The United States and United Kingdom have launched joint safety tests on advanced artificial intelligence (AI) systems, marking one of the most extensive government-led evaluations to date.
The US Artificial Intelligence Safety Institute (US AISI), part of NIST, and the UK AI Safety Institute (UK AISI) have been granted early access to OpenAI’s latest model, o1, and its ChatGPT Agent. The aim is to identify vulnerabilities before public release and ensure the technology cannot be misused for cyber or biological threats.
How testing works
Teams of engineers and scientists examined the systems in three key areas: cybersecurity, biology and software development. The process included automated reasoning challenges and agent simulations, where AI models act autonomously to complete virtual tasks. Experts from US security and health agencies also contributed to the testing.
What is red-teaming?
A major part of the process involved red-teaming, a cybersecurity method where experts intentionally try to break or deceive a system to uncover weaknesses. In AI testing, this means probing models to see if they can be tricked into unsafe or unauthorised actions.
What they found
The o1 model performed similarly to other leading AI systems and excelled in cryptography challenges.
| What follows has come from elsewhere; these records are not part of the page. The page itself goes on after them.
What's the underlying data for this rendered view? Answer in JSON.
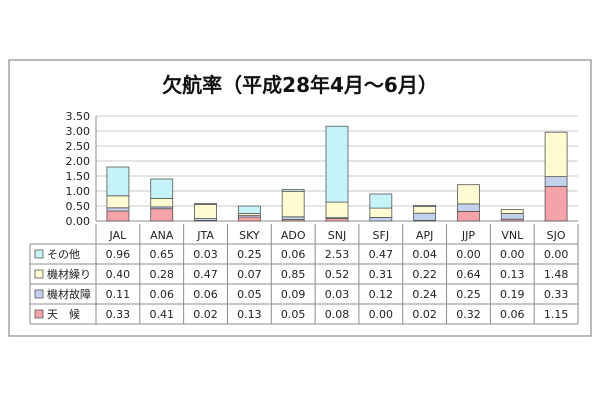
{
  "chart_data": {
    "type": "bar",
    "stacked": true,
    "title": "欠航率（平成28年4月〜6月）",
    "categories": [
      "JAL",
      "ANA",
      "JTA",
      "SKY",
      "ADO",
      "SNJ",
      "SFJ",
      "APJ",
      "JJP",
      "VNL",
      "SJO"
    ],
    "y_ticks": [
      "0.00",
      "0.50",
      "1.00",
      "1.50",
      "2.00",
      "2.50",
      "3.00",
      "3.50"
    ],
    "ylim": [
      0,
      3.5
    ],
    "grid": true,
    "series": [
      {
        "name": "天　候",
        "color": "#f4a3a8",
        "values": [
          0.33,
          0.41,
          0.02,
          0.13,
          0.05,
          0.08,
          0.0,
          0.02,
          0.32,
          0.06,
          1.15
        ],
        "labels": [
          "0.33",
          "0.41",
          "0.02",
          "0.13",
          "0.05",
          "0.08",
          "0.00",
          "0.02",
          "0.32",
          "0.06",
          "1.15"
        ]
      },
      {
        "name": "機材故障",
        "color": "#c3d1ec",
        "values": [
          0.11,
          0.06,
          0.06,
          0.05,
          0.09,
          0.03,
          0.12,
          0.24,
          0.25,
          0.19,
          0.33
        ],
        "labels": [
          "0.11",
          "0.06",
          "0.06",
          "0.05",
          "0.09",
          "0.03",
          "0.12",
          "0.24",
          "0.25",
          "0.19",
          "0.33"
        ]
      },
      {
        "name": "機材繰り",
        "color": "#fefbd2",
        "values": [
          0.4,
          0.28,
          0.47,
          0.07,
          0.85,
          0.52,
          0.31,
          0.22,
          0.64,
          0.13,
          1.48
        ],
        "labels": [
          "0.40",
          "0.28",
          "0.47",
          "0.07",
          "0.85",
          "0.52",
          "0.31",
          "0.22",
          "0.64",
          "0.13",
          "1.48"
        ]
      },
      {
        "name": "その他",
        "color": "#c6f3f8",
        "values": [
          0.96,
          0.65,
          0.03,
          0.25,
          0.06,
          2.53,
          0.47,
          0.04,
          0.0,
          0.0,
          0.0
        ],
        "labels": [
          "0.96",
          "0.65",
          "0.03",
          "0.25",
          "0.06",
          "2.53",
          "0.47",
          "0.04",
          "0.00",
          "0.00",
          "0.00"
        ]
      }
    ],
    "table_row_order": [
      "その他",
      "機材繰り",
      "機材故障",
      "天　候"
    ]
  }
}
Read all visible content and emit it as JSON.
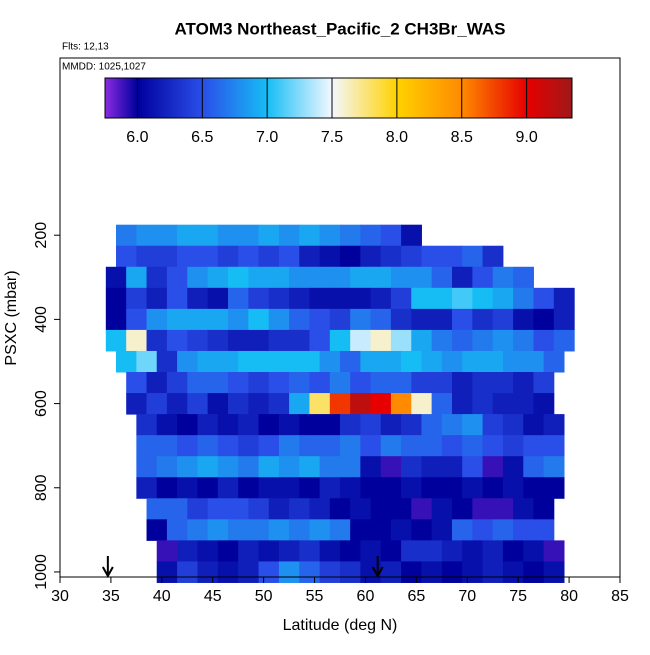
{
  "chart_data": {
    "type": "heatmap",
    "title": "ATOM3 Northeast_Pacific_2 CH3Br_WAS",
    "annotations": [
      "Flts: 12,13",
      "MMDD: 1025,1027"
    ],
    "xlabel": "Latitude (deg N)",
    "ylabel": "PSXC (mbar)",
    "xlim": [
      30,
      85
    ],
    "xticks": [
      30,
      35,
      40,
      45,
      50,
      55,
      60,
      65,
      70,
      75,
      80,
      85
    ],
    "ylim": [
      1012,
      -221
    ],
    "yticks": [
      200,
      400,
      600,
      800,
      1000
    ],
    "y_reversed": true,
    "clim": [
      5.75,
      9.35
    ],
    "cticks": [
      {
        "value": 6,
        "label": "6.0"
      },
      {
        "value": 6.5,
        "label": "6.5"
      },
      {
        "value": 7,
        "label": "7.0"
      },
      {
        "value": 7.5,
        "label": "7.5"
      },
      {
        "value": 8,
        "label": "8.0"
      },
      {
        "value": 8.5,
        "label": "8.5"
      },
      {
        "value": 9,
        "label": "9.0"
      }
    ],
    "colormap": [
      {
        "value": 5.75,
        "color": "#8a2be2"
      },
      {
        "value": 6.0,
        "color": "#00009c"
      },
      {
        "value": 6.5,
        "color": "#2a4ee8"
      },
      {
        "value": 7.0,
        "color": "#16bdf5"
      },
      {
        "value": 7.5,
        "color": "#f4f8ff"
      },
      {
        "value": 8.0,
        "color": "#ffd200"
      },
      {
        "value": 8.5,
        "color": "#ff8a00"
      },
      {
        "value": 9.0,
        "color": "#e60000"
      },
      {
        "value": 9.35,
        "color": "#a01818"
      }
    ],
    "row_height": 50,
    "lat_step": 2,
    "rows": [
      {
        "pressure": 200,
        "lat_start": 35.5,
        "values": [
          6.7,
          6.8,
          6.8,
          6.9,
          6.9,
          6.8,
          6.8,
          6.9,
          6.8,
          6.9,
          6.8,
          6.7,
          6.6,
          6.5,
          6.1
        ]
      },
      {
        "pressure": 250,
        "lat_start": 35.5,
        "values": [
          6.5,
          6.4,
          6.4,
          6.5,
          6.5,
          6.4,
          6.5,
          6.4,
          6.5,
          6.2,
          6.1,
          6.0,
          6.2,
          6.3,
          6.4,
          6.5,
          6.5,
          6.6,
          6.3
        ]
      },
      {
        "pressure": 300,
        "lat_start": 34.5,
        "values": [
          6.1,
          6.9,
          6.3,
          6.5,
          6.8,
          6.9,
          7.0,
          6.9,
          6.9,
          6.8,
          6.8,
          6.8,
          6.9,
          6.9,
          6.8,
          6.8,
          6.6,
          6.2,
          6.5,
          6.7,
          6.6
        ]
      },
      {
        "pressure": 350,
        "lat_start": 34.5,
        "values": [
          6.0,
          6.4,
          6.2,
          6.5,
          6.2,
          6.1,
          6.6,
          6.4,
          6.3,
          6.2,
          6.1,
          6.1,
          6.1,
          6.2,
          6.4,
          7.0,
          7.0,
          7.1,
          7.0,
          6.9,
          6.7,
          6.5,
          6.2
        ]
      },
      {
        "pressure": 400,
        "lat_start": 34.5,
        "values": [
          6.0,
          6.5,
          6.8,
          6.9,
          6.9,
          6.9,
          6.8,
          7.0,
          6.8,
          6.6,
          6.5,
          6.4,
          6.7,
          6.6,
          6.3,
          6.2,
          6.2,
          6.5,
          6.3,
          6.4,
          6.1,
          6.0,
          6.2
        ]
      },
      {
        "pressure": 450,
        "lat_start": 34.5,
        "values": [
          7.0,
          7.6,
          6.3,
          6.5,
          6.4,
          6.3,
          6.2,
          6.2,
          6.3,
          6.3,
          6.5,
          7.0,
          7.4,
          7.6,
          7.3,
          6.9,
          6.7,
          6.6,
          6.7,
          6.8,
          6.7,
          6.5,
          6.6
        ]
      },
      {
        "pressure": 500,
        "lat_start": 35.5,
        "values": [
          7.0,
          7.2,
          6.3,
          6.8,
          6.9,
          6.9,
          7.0,
          7.0,
          7.0,
          7.0,
          6.8,
          6.6,
          6.9,
          6.9,
          7.0,
          6.9,
          6.8,
          6.9,
          6.9,
          6.8,
          6.8,
          6.6
        ]
      },
      {
        "pressure": 550,
        "lat_start": 36.5,
        "values": [
          6.5,
          6.2,
          6.4,
          6.6,
          6.6,
          6.5,
          6.4,
          6.5,
          6.6,
          6.5,
          6.7,
          6.5,
          6.6,
          6.6,
          6.4,
          6.4,
          6.2,
          6.3,
          6.3,
          6.2,
          6.4
        ]
      },
      {
        "pressure": 600,
        "lat_start": 36.5,
        "values": [
          6.2,
          6.4,
          6.2,
          6.4,
          6.1,
          6.3,
          6.2,
          6.3,
          6.9,
          7.8,
          8.8,
          9.2,
          9.0,
          8.5,
          7.6,
          6.6,
          6.2,
          6.3,
          6.2,
          6.2,
          6.1
        ]
      },
      {
        "pressure": 650,
        "lat_start": 37.5,
        "values": [
          6.3,
          6.1,
          6.0,
          6.2,
          6.1,
          6.2,
          6.0,
          6.1,
          6.0,
          6.0,
          6.3,
          6.4,
          6.2,
          6.3,
          6.6,
          6.7,
          6.8,
          6.4,
          6.3,
          6.1,
          6.2
        ]
      },
      {
        "pressure": 700,
        "lat_start": 37.5,
        "values": [
          6.6,
          6.6,
          6.5,
          6.6,
          6.5,
          6.4,
          6.5,
          6.7,
          6.6,
          6.6,
          6.7,
          6.5,
          6.7,
          6.6,
          6.6,
          6.5,
          6.6,
          6.5,
          6.4,
          6.5,
          6.5
        ]
      },
      {
        "pressure": 750,
        "lat_start": 37.5,
        "values": [
          6.6,
          6.7,
          6.8,
          6.9,
          6.8,
          6.7,
          6.9,
          6.8,
          6.9,
          6.7,
          6.7,
          6.1,
          5.9,
          6.3,
          6.2,
          6.2,
          6.5,
          5.9,
          6.1,
          6.6,
          6.7
        ]
      },
      {
        "pressure": 800,
        "lat_start": 37.5,
        "values": [
          6.2,
          6.0,
          6.1,
          6.0,
          6.2,
          6.0,
          6.1,
          6.1,
          6.0,
          6.2,
          6.1,
          6.0,
          6.0,
          6.1,
          6.0,
          6.0,
          6.1,
          6.0,
          6.1,
          6.0,
          6.0
        ]
      },
      {
        "pressure": 850,
        "lat_start": 38.5,
        "values": [
          6.6,
          6.6,
          6.4,
          6.5,
          6.5,
          6.4,
          6.2,
          6.3,
          6.2,
          6.0,
          6.1,
          6.0,
          6.0,
          5.9,
          6.1,
          6.0,
          5.9,
          5.9,
          6.1,
          6.0
        ]
      },
      {
        "pressure": 900,
        "lat_start": 38.5,
        "values": [
          6.0,
          6.6,
          6.7,
          6.8,
          6.7,
          6.7,
          6.8,
          6.7,
          6.8,
          6.7,
          6.0,
          6.0,
          6.1,
          6.0,
          6.1,
          6.6,
          6.5,
          6.6,
          6.5,
          6.5
        ]
      },
      {
        "pressure": 950,
        "lat_start": 39.5,
        "values": [
          5.9,
          6.2,
          6.1,
          6.0,
          6.2,
          6.1,
          6.2,
          6.3,
          6.1,
          6.0,
          6.1,
          6.0,
          6.3,
          6.3,
          6.2,
          6.1,
          6.2,
          6.0,
          6.1,
          5.9
        ]
      },
      {
        "pressure": 1000,
        "lat_start": 39.5,
        "values": [
          6.1,
          6.4,
          6.2,
          6.1,
          6.2,
          6.5,
          6.8,
          6.6,
          6.4,
          6.3,
          6.1,
          6.2,
          6.0,
          6.1,
          6.0,
          6.1,
          6.2,
          6.1,
          6.0,
          6.1
        ]
      }
    ],
    "arrows": [
      34.7,
      61.2
    ]
  }
}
However, government testers discovered new vulnerabilities in OpenAI’s ChatGPT Agent, which the company said were fixed within a day.
The UK institute also found and reported several biosecurity issues, prompting OpenAI to strengthen its safeguards and policies.
Why it matters
Officials say the collaboration represents a new standard for public and private AI safety, combining national security expertise with cutting-edge technology. Both institutes plan to expand testing as AI systems become more capable and autonomous.